First you fill out an online application. In theory, that should be more efficient than the paper kind, but it is filled with questions offering cryptic possible replies. What kind of visitor am I: tourist, guest, business, consular, official? It asks for personal details – parents and spouses, what countries I have visited – that seem to be none of their (legitimate) business. Then you go to the visa office where you are told you filled it out wrong but they can fix it for you for a fee. You pay the fee.
In all fairness, I don’t know what my government’s Consular Service puts Russians through. In general, I find that the nations whose visa processes are the most annoying are those whose citizens have the hardest time getting into the US.

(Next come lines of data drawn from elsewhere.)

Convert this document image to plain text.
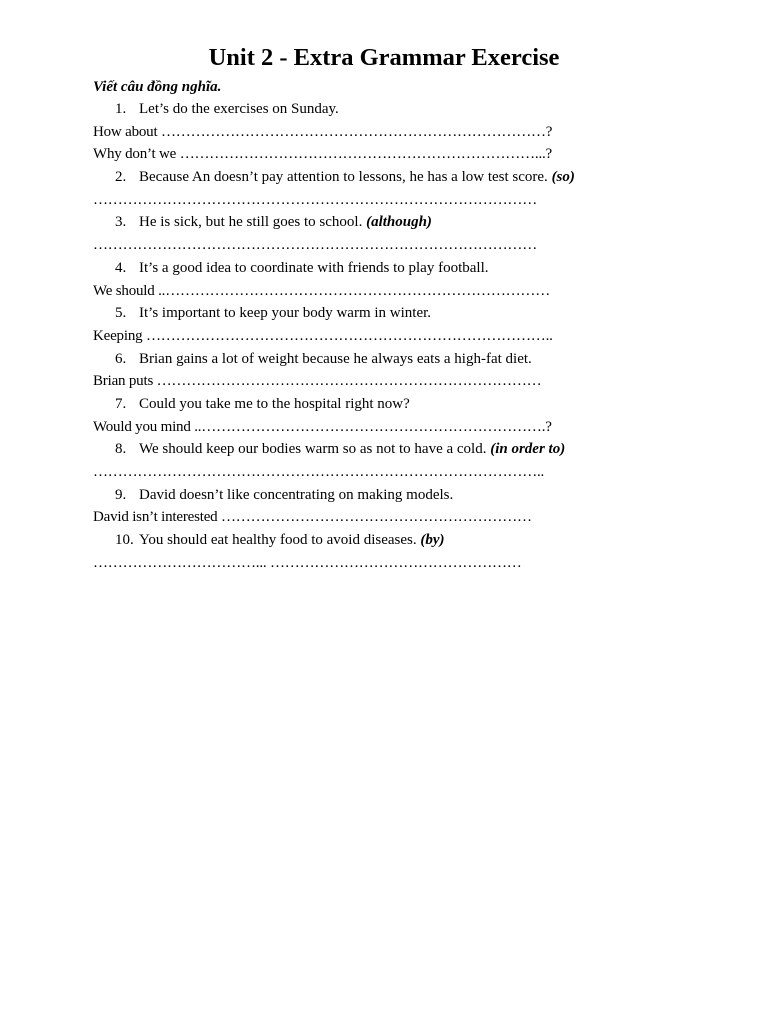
Unit 2 - Extra Grammar Exercise

Viết câu đồng nghĩa.

1. Let’s do the exercises on Sunday.
How about ……………………………………………………………………?
Why don’t we ………………………………………………………………...?
2. Because An doesn’t pay attention to lessons, he has a low test score. (so)
………………………………………………………………………………
3. He is sick, but he still goes to school. (although)
………………………………………………………………………………
4. It’s a good idea to coordinate with friends to play football.
We should ..……………………………………………………………………
5. It’s important to keep your body warm in winter.
Keeping ………………………………………………………………………..
6. Brian gains a lot of weight because he always eats a high-fat diet.
Brian puts ……………………………………………………………………
7. Could you take me to the hospital right now?
Would you mind ..…………………………………………………………….?
8. We should keep our bodies warm so as not to have a cold. (in order to)
………………………………………………………………………………..
9. David doesn’t like concentrating on making models.
David isn’t interested ………………………………………………………
10. You should eat healthy food to avoid diseases. (by)
……………………………... ……………………………………………
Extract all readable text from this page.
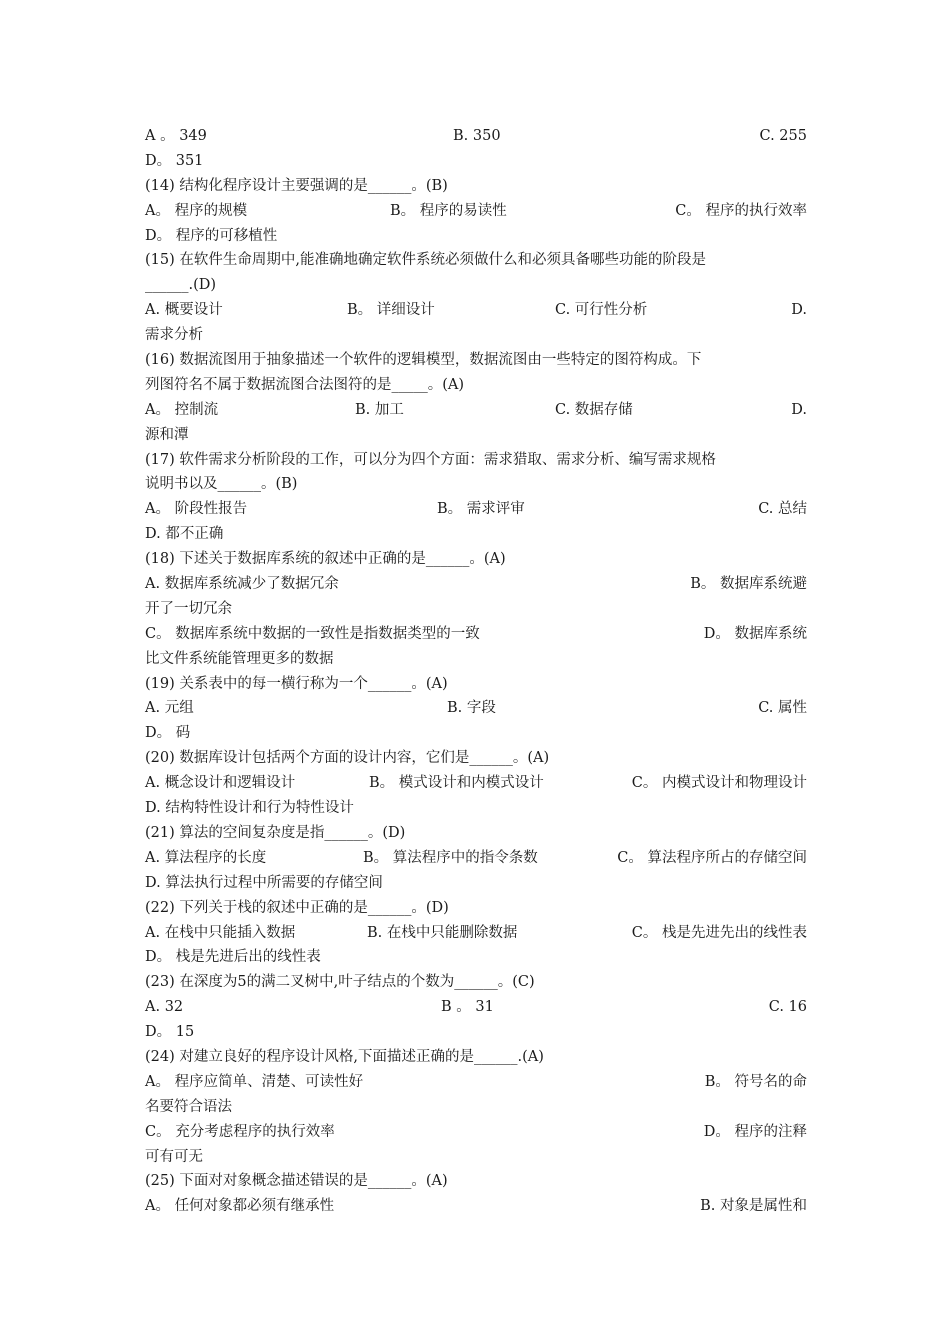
A 。 349	B. 350	C. 255
D。 351
(14) 结构化程序设计主要强调的是______。(B)
A。 程序的规模	B。 程序的易读性	C。 程序的执行效率
D。 程序的可移植性
(15) 在软件生命周期中,能准确地确定软件系统必须做什么和必须具备哪些功能的阶段是
______.(D)
A. 概要设计	B。 详细设计	C. 可行性分析	D.
需求分析
(16) 数据流图用于抽象描述一个软件的逻辑模型，数据流图由一些特定的图符构成。下
列图符名不属于数据流图合法图符的是_____。(A)
A。 控制流	B. 加工	C. 数据存储	D.
源和潭
(17) 软件需求分析阶段的工作，可以分为四个方面：需求猎取、需求分析、编写需求规格
说明书以及______。(B)
A。 阶段性报告	B。 需求评审	C. 总结
D. 都不正确
(18) 下述关于数据库系统的叙述中正确的是______。(A)
A. 数据库系统减少了数据冗余	B。 数据库系统避
开了一切冗余
C。 数据库系统中数据的一致性是指数据类型的一致	D。 数据库系统
比文件系统能管理更多的数据
(19) 关系表中的每一横行称为一个______。(A)
A. 元组	B. 字段	C. 属性
D。 码
(20) 数据库设计包括两个方面的设计内容，它们是______。(A)
A. 概念设计和逻辑设计	B。 模式设计和内模式设计	C。 内模式设计和物理设计
D. 结构特性设计和行为特性设计
(21) 算法的空间复杂度是指______。(D)
A. 算法程序的长度	B。 算法程序中的指令条数	C。 算法程序所占的存储空间
D. 算法执行过程中所需要的存储空间
(22) 下列关于栈的叙述中正确的是______。(D)
A. 在栈中只能插入数据	B. 在栈中只能删除数据	C。 栈是先进先出的线性表
D。 栈是先进后出的线性表
(23) 在深度为5的满二叉树中,叶子结点的个数为______。(C)
A. 32	B 。 31	C. 16
D。 15
(24) 对建立良好的程序设计风格,下面描述正确的是______.(A)
A。 程序应简单、清楚、可读性好	B。 符号名的命
名要符合语法
C。 充分考虑程序的执行效率	D。 程序的注释
可有可无
(25) 下面对对象概念描述错误的是______。(A)
A。 任何对象都必须有继承性	B. 对象是属性和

But back to Moscow. In 2010, the city elected a new mayor, Sergey Sobyanin, who had a new idea: how about if the government of the city worked to make Moscow a better place instead of, you know, the opposite? One of his early decisions was to centralize all IT spending in a single department. Previously, each government department and agency had its own IT staff: the result was Balkanized systems, no overall visibility into operations and considerable waste. According to the impressive CIO, Artem Ermolaev (pictured right with Deputy CIO Andrey Belozerov), the first three years of his job were a nightmare: making the case that it was economical to centralize operations, keeping the Mayor convinced to proceed over the objections of those losing power over decision-making – and of course, delivering on the promises he made. The years of effort, however, have paid off in better services, greater visibility, and transparency.

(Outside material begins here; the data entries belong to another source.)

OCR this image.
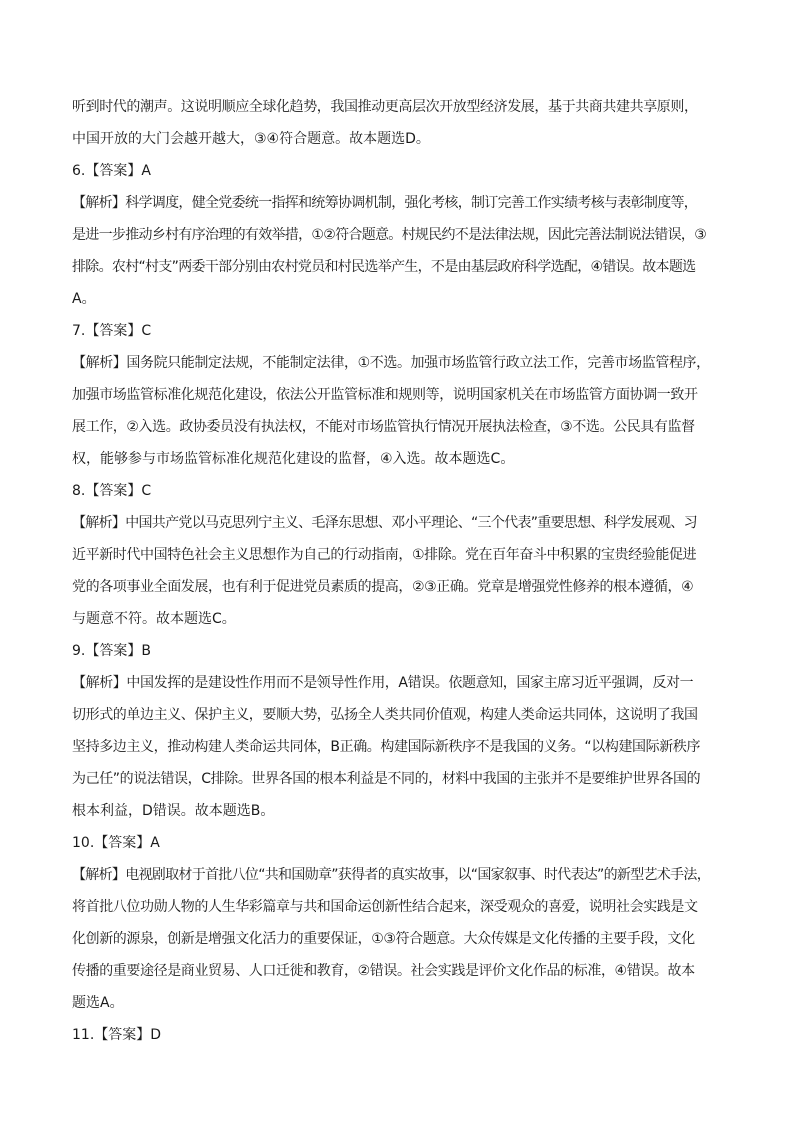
听到时代的潮声。这说明顺应全球化趋势，我国推动更高层次开放型经济发展，基于共商共建共享原则，
中国开放的大门会越开越大，③④符合题意。故本题选D。
6.【答案】A
【解析】科学调度，健全党委统一指挥和统筹协调机制，强化考核，制订完善工作实绩考核与表彰制度等，
是进一步推动乡村有序治理的有效举措，①②符合题意。村规民约不是法律法规，因此完善法制说法错误，③
排除。农村“村支”两委干部分别由农村党员和村民选举产生，不是由基层政府科学选配，④错误。故本题选
A。
7.【答案】C
【解析】国务院只能制定法规，不能制定法律，①不选。加强市场监管行政立法工作，完善市场监管程序，
加强市场监管标准化规范化建设，依法公开监管标准和规则等，说明国家机关在市场监管方面协调一致开
展工作，②入选。政协委员没有执法权，不能对市场监管执行情况开展执法检查，③不选。公民具有监督
权，能够参与市场监管标准化规范化建设的监督，④入选。故本题选C。
8.【答案】C
【解析】中国共产党以马克思列宁主义、毛泽东思想、邓小平理论、“三个代表”重要思想、科学发展观、习
近平新时代中国特色社会主义思想作为自己的行动指南，①排除。党在百年奋斗中积累的宝贵经验能促进
党的各项事业全面发展，也有利于促进党员素质的提高，②③正确。党章是增强党性修养的根本遵循，④
与题意不符。故本题选C。
9.【答案】B
【解析】中国发挥的是建设性作用而不是领导性作用，A错误。依题意知，国家主席习近平强调，反对一
切形式的单边主义、保护主义，要顺大势，弘扬全人类共同价值观，构建人类命运共同体，这说明了我国
坚持多边主义，推动构建人类命运共同体，B正确。构建国际新秩序不是我国的义务。“以构建国际新秩序
为己任”的说法错误，C排除。世界各国的根本利益是不同的，材料中我国的主张并不是要维护世界各国的
根本利益，D错误。故本题选B。
10.【答案】A
【解析】电视剧取材于首批八位“共和国勋章”获得者的真实故事，以“国家叙事、时代表达”的新型艺术手法，
将首批八位功勋人物的人生华彩篇章与共和国命运创新性结合起来，深受观众的喜爱，说明社会实践是文
化创新的源泉，创新是增强文化活力的重要保证，①③符合题意。大众传媒是文化传播的主要手段，文化
传播的重要途径是商业贸易、人口迁徙和教育，②错误。社会实践是评价文化作品的标准，④错误。故本
题选A。
11.【答案】D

The citizens of Moscow are online in a serious way. Out of population of 12 million, the city’s website has 6 million active users. Each of 200 online services – from sending a child to school to applying for a gun permit – is heavily used, so that the average citizen interacts with the system multiple times per week. In addition to serving citizens online, the city is turning to “push” services that deliver greater value with less input. An example is renewal of driving licenses: instead of going to the motor vehicle department and standing in line (or getting a ticket for driving with an expired license), you receive an email alert from the system when your license is coming up for renewal. All forms are automatically completed for you online, giving you a chance to update any information. Your only non-digital responsibility is to have your picture taken at the motor vehicle office and to pick up your new license.
The IT department also runs the systems underlying 660 health clinics that serve 300,000 Muscovites daily. The system captures and manages every part of the service delivery process: appointments, scheduling, patient visits, tests and outcomes. Each physician is tracked on keeping appointments, ordering tests, patient outcomes and even patient feedback. This information contributes to decisions on compensation – which gives IT a lot of clout.
The department is even responsible for economic development. The city contracts for services – from software development to network deployment – rather than building infrastructure whenever possible. Moscow has the biggest CCTV system in the world. To connect all those cameras, it required connectivity providers to invest in their own infrastructure and sell transport services to the city. With an anchor tenant in place, the service providers gained excess capacity to provide commercial and residential voice, video and data. The IT department demonstrated that this model has a lower total cost of ownership (TCO) than building and maintaining the infrastructure themselves, which won over the Mayor. It also helped deliver 99% broadband availability over optical fiber, they say, and a 90% adoption rate.
If your mental picture of Moscow dates from before 2010, it’s time to revise your thinking. This is an Intelligent Community, make no mistake. Oh, and Foreign Ministry? Mr. Ermolaev is awaiting your call.